A Lei Seca completa 18 anos nesta semana. Criada para combater a combinação entre álcool e direção, a legislação é considerada um marco na segurança viária brasileira e ajudou a reduzir acidentes e a salvar vidas.
Reportagem de Vinícius Cruz e Jairo Rec
A Lei Seca foi sancionada em junho de 2008 e trouxe punições mais severas para o motorista flagrado sob o efeito de álcool.
A legislação endureceu as regras e ampliou a fiscalização em todo o país. Ao longo dos anos, as operações no trânsito ajudaram a reduzir acidentes e mortes referentes ao consumo de bebidas alcoólicas.
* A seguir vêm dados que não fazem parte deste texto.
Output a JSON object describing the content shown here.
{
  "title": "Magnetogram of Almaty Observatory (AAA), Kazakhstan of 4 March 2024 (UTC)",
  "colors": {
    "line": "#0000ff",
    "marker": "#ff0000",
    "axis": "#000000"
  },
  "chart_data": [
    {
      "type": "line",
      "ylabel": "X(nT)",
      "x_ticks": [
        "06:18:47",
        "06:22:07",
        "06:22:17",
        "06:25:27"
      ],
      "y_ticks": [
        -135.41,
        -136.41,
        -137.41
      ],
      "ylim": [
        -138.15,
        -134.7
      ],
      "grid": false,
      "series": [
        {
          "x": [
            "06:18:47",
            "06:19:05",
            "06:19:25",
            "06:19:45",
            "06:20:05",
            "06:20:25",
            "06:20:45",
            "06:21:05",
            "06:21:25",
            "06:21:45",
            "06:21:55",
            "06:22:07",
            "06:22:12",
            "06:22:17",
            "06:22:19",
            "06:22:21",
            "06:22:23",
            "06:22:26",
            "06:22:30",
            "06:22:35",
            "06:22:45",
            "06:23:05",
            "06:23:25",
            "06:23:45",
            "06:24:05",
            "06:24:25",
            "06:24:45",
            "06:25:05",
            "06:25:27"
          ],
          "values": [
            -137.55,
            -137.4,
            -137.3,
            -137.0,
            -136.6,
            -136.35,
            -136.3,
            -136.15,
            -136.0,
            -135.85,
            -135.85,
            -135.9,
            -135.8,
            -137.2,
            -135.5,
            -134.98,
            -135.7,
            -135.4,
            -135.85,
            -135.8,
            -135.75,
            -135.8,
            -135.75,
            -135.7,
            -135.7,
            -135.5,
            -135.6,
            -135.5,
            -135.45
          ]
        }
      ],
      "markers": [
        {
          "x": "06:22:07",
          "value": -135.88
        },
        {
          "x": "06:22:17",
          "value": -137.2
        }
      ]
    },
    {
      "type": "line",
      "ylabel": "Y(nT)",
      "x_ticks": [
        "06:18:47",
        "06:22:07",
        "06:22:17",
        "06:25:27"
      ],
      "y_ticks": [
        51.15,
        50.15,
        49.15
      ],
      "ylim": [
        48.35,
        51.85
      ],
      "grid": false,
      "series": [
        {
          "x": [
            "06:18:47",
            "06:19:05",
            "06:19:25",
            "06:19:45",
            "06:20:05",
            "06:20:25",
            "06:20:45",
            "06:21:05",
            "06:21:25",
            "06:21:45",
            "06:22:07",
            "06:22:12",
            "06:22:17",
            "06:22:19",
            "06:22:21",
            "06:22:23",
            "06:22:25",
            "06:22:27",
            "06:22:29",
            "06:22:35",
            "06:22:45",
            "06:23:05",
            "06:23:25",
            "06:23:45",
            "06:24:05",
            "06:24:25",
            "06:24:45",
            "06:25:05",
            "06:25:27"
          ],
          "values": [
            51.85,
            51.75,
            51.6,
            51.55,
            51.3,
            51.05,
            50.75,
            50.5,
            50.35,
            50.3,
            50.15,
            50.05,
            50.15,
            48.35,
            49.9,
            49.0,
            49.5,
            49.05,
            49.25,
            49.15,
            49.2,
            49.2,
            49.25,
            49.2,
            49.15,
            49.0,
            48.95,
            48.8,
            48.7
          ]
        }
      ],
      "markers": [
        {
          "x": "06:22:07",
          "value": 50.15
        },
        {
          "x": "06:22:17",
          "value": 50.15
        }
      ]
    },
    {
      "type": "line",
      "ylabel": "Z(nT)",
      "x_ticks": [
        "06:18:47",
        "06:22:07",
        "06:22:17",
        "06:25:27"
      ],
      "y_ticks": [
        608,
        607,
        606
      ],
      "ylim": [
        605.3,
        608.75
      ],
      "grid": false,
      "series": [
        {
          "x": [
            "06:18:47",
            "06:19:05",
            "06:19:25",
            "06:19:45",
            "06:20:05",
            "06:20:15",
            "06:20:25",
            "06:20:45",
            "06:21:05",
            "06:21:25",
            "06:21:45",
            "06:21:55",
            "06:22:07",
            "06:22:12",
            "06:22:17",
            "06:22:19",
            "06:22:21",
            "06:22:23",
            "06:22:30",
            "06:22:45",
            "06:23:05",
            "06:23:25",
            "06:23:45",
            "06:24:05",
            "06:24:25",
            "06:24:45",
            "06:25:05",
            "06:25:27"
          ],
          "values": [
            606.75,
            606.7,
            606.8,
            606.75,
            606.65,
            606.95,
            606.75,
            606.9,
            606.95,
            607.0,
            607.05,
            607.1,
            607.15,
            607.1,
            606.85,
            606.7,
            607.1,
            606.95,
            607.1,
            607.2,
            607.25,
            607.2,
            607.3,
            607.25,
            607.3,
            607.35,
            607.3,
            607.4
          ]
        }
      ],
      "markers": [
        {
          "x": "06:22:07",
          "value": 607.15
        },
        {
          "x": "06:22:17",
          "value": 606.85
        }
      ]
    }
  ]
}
Além de blitzes, as campanhas educativas reforçaram a importância da direção responsável. Dezoito anos depois da criação da Lei Seca, o principal desafio continua sendo a conscientização dos motoristas. Apesar dos avanços registrados, as autoridades reforçam o alerta. A prática que mistura álcool e volante coloca vidas em risco e exige fiscalização constante.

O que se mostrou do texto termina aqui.